No fue mi maestro, pero algo me enseñó. Tampoco fuimos amigos, ni vecinos y menos aún colegas. Yo lo conocía, pero él no a mí.
Fue en el lejano 2003, yo tenía 17 años y soñaba con ser famoso. Por ello trabajaba sin sueldo en una productora de televisión. Mi responsabilidad consistía, entre otras cosas, en seleccionar temas, investigar, conseguir testimonios, pautar con los invitados, memorizar, ajustar la cámara, parlotear.
Recuerdo que entrevisté a un destacado cineasta y me esforcé por plasmar el enfoque vendedor que requerían las preguntas: se debía explotar la escena sexual de la película más conocida, esa donde Roxana y el autor se revuelcan en pelotas por el desierto: ¿eran naturales las pelotas, o no?
Así que cuando me refirieron la Cinemateca Nacional, el que preguntó por su director y esperó en un sillón de piel, era un reportero pusilánime que escondía en el bolsillo un huevo podrido.
En ese entonces, apenas tenía apuntado su nombre en la palma de mi mano. Desconocía que aquel hombre entrado en años era un poeta. Qué puede saber de poesía un personaje de televisión.
Permítanme rememorar el ambiente místico de la oficina ubicada en el edificio antiguo de la avenida 6 de diciembre, con sus afiches en la pared y paneles divisorios de madera, olor a papel y a celuloide, con su monje reductor de cabezas.
Le pedí una entrevista, disparé contra él artículos y adjetivos, intenté clavar en su abultado vientre un sustantivo, me colgué de preposiciones, me adverbié. Ulises Estrella, si bien no sonreía, blandía la simpatía propia del veterano, experto en aniquilar la verborrea con un solo verbo, simple, indicativo, afilado.
Me quitó el huevo podrido de las manos y puso en ellas un libro. <<Regresa cuando lo hayas leído>>. Estoy casi seguro que dijo eso, porque ese libro me conjuró: nunca regresé.
Frecuenté la Casa de la Cultura, eso sí, colaboré en la radio, exhumé la biblioteca. Siempre miraba de reojo la casona vieja, la merodeaba, como el que no se atreve a golpear la puerta.
Con el paso del tiempo, aquella productora se disolvió. Me quedé sin ocupación alguna, se derritieron poco a poco mis anhelos farandulezcos, la confianza en mi talento actoral miró atrás y se convirtió en sal. En definitiva, fueron días felices. Leí a Borges y Cortázar, leí los cuentos de Chéjov; de vez en cuando tomé aquel libro amarillo: Digo, mundo… y avanzaba una frase, unas palabras colgadas, alejadas en tiempo y aspiraciones.

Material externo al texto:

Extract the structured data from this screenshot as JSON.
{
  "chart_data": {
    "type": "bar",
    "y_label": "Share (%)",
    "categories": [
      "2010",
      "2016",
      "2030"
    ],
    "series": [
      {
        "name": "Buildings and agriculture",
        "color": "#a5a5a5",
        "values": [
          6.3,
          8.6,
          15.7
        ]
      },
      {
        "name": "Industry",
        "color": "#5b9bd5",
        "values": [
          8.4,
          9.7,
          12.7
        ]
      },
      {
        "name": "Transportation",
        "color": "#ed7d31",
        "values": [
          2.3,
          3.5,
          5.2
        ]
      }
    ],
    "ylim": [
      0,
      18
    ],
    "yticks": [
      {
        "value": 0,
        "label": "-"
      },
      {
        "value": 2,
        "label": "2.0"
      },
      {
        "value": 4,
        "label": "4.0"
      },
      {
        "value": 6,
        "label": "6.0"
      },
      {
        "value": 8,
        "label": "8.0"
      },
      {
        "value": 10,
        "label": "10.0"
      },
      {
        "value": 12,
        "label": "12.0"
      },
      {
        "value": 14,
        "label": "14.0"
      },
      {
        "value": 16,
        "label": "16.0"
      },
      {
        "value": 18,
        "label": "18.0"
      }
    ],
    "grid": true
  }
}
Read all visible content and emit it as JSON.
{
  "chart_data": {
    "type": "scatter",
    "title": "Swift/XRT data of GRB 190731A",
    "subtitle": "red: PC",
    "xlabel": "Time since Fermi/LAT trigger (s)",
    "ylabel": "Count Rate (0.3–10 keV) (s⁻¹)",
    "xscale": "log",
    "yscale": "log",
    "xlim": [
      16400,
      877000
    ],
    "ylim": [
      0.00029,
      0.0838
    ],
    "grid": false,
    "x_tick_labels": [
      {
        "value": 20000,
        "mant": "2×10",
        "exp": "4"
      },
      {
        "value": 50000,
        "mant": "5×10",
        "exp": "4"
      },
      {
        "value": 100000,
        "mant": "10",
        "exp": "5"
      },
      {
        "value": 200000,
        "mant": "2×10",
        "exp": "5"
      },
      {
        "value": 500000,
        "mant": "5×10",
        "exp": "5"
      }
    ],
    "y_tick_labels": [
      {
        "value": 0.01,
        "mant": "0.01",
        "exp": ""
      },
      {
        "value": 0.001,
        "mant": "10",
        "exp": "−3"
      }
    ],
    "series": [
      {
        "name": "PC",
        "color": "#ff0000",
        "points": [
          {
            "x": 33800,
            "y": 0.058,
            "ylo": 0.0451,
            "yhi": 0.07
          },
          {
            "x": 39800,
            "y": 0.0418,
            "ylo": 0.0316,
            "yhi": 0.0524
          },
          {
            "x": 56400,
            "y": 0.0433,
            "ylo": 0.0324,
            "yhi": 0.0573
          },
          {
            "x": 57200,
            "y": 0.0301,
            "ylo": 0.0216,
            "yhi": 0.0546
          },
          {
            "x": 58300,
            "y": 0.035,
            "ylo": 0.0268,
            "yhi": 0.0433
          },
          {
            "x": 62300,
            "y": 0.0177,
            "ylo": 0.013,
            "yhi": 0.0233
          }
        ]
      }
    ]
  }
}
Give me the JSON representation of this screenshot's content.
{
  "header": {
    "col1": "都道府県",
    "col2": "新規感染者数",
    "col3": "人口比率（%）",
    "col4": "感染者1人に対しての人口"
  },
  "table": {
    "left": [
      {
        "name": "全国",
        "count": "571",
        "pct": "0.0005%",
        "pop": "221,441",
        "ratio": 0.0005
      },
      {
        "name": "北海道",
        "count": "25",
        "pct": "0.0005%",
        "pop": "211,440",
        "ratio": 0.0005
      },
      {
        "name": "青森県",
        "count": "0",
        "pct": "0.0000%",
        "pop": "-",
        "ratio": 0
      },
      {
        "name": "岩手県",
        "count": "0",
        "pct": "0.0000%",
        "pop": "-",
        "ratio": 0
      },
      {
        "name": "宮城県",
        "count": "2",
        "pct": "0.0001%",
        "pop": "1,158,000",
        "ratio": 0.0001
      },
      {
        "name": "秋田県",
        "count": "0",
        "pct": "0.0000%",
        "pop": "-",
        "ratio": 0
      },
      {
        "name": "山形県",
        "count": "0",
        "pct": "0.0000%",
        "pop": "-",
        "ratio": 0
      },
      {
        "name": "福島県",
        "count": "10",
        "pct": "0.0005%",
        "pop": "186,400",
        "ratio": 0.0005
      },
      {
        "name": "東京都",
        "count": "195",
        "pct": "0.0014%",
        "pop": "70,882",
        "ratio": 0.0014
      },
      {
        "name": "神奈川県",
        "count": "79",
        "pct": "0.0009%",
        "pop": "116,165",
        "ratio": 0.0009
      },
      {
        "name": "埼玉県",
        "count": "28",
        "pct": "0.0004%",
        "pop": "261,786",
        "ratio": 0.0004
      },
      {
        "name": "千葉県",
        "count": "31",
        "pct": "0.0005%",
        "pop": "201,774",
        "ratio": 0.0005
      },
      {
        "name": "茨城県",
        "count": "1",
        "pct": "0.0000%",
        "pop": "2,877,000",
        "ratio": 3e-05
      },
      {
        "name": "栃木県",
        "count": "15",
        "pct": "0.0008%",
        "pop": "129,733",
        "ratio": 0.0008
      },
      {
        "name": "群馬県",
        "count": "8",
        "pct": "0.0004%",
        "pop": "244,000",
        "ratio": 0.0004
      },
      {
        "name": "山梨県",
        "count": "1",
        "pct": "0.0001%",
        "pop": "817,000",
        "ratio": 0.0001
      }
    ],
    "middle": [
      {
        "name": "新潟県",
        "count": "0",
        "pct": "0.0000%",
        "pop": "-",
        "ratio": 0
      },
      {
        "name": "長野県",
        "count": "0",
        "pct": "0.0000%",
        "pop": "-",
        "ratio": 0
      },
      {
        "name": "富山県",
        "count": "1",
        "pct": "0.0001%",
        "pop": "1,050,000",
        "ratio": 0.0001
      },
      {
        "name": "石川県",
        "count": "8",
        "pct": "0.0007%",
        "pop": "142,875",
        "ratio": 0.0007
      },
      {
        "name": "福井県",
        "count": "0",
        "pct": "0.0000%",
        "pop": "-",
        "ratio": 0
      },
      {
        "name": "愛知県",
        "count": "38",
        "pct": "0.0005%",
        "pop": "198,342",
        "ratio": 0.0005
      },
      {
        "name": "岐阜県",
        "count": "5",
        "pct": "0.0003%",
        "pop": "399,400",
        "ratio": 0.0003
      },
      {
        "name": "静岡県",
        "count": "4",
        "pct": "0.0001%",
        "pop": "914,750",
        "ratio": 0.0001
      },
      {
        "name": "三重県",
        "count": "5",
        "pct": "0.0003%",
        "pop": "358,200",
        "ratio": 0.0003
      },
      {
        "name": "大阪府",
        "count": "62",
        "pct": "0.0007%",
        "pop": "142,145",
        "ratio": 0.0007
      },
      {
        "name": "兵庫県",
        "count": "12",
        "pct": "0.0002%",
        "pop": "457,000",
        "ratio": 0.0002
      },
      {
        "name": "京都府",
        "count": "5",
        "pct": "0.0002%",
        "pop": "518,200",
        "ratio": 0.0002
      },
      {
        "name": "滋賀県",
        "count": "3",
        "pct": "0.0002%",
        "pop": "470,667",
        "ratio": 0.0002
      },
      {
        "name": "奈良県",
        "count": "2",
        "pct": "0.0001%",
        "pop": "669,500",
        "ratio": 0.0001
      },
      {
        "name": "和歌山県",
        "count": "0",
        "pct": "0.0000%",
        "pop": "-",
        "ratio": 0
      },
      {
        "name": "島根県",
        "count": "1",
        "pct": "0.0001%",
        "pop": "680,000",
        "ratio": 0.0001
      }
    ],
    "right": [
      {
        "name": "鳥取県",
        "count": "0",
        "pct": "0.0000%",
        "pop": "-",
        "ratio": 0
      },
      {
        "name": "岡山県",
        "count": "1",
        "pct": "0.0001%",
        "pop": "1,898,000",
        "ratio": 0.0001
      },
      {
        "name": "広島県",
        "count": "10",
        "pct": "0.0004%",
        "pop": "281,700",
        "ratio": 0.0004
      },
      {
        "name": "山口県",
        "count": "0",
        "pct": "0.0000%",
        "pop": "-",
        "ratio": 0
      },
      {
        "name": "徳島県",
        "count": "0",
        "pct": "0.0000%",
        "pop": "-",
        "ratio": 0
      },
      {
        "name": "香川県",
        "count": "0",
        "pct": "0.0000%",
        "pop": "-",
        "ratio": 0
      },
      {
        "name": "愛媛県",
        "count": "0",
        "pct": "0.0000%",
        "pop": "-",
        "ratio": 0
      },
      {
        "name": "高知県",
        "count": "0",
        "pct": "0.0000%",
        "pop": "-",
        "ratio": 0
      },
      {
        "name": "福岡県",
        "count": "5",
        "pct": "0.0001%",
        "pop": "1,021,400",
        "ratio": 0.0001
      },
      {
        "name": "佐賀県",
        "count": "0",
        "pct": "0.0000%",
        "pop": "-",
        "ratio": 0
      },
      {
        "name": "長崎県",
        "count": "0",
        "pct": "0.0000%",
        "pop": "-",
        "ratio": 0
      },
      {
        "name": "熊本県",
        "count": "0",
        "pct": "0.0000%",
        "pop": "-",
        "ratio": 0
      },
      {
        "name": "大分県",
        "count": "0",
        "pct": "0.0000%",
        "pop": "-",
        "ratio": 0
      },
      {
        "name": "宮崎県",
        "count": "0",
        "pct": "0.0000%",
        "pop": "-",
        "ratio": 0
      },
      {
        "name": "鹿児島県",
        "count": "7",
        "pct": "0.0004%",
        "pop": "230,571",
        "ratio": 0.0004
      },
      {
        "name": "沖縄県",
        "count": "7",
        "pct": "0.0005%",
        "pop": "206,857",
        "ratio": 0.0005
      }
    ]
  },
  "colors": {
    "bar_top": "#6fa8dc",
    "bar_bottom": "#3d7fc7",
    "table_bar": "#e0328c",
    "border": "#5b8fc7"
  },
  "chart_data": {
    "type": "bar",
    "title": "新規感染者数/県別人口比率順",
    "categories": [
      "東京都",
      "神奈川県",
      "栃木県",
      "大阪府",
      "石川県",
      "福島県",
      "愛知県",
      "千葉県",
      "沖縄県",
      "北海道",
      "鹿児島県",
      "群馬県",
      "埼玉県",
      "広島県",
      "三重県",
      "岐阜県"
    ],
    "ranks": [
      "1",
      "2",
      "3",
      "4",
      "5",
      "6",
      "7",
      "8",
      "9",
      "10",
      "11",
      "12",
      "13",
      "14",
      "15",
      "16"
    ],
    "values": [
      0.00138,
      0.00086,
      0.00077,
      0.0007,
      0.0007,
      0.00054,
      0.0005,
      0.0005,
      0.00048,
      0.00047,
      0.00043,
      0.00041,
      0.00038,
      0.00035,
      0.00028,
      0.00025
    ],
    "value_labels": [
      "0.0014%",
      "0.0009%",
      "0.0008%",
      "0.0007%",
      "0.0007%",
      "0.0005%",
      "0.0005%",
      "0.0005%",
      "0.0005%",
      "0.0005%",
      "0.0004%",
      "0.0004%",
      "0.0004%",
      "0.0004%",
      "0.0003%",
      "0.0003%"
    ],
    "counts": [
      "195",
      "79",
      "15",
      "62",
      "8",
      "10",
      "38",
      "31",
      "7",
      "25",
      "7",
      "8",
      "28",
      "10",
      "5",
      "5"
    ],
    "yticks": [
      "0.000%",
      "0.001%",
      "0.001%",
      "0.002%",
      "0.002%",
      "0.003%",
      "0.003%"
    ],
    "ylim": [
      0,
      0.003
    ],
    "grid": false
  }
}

Pero sobretodo, por esos días me convertí en un asiduo de las proyecciones de la Cinemateca en la sala Alfredo Pareja.
Yo fui aquel muchacho que sentado en las escaleras a la entrada de la sala, leía El jardín de los senderos que se bifurcan y fumaba durante horas, miraba a las mujeres que vivían unos segundos en mi campo visual y cuando eran las siete entraba a ver una película francesa.
Muchas de aquellas tardes vi pasar a Ulises Estrella. El fundador de la Cinemateca, el poeta tzántzico, el quitólogo, el profesor universitario. Solo o charlando con alguien. Yo me escondía detrás del libro. Una vez lo saludé y su voz serena se perdió puertas adentro.
Ahora recuerdo un texto de su libro: una aguja que rompe el viento, una misiva apelativa que aunque fuera introspección, dialogo con uno mismo, canaliza al lector hasta el cortocircuito final. La voz poética se dirige a un querido acróbata demente (¿el poeta?) y lo insta a utilizar las luces recolectadas de la ciudad como semillas. Véase en una lectura personal: lo colectivo contra lo particular (contra los que así mismos se cultivan y enriquecen), para así aniquilar las dos partes a favor de un mestizaje.
Ulises Estrella perteneció a esa legión de queridos acróbatas dementes, que reflejaban en sus barbas la influencia de la revolución cubana, que componían bombas molotov de palabras. Muchas de ellas permanecen activas, escondidas en mamotretos, esperan el comburente de un lector oxigenado. Pero todas son agujas que rompen el viento y que dejan un aroma nostálgico y perturbador.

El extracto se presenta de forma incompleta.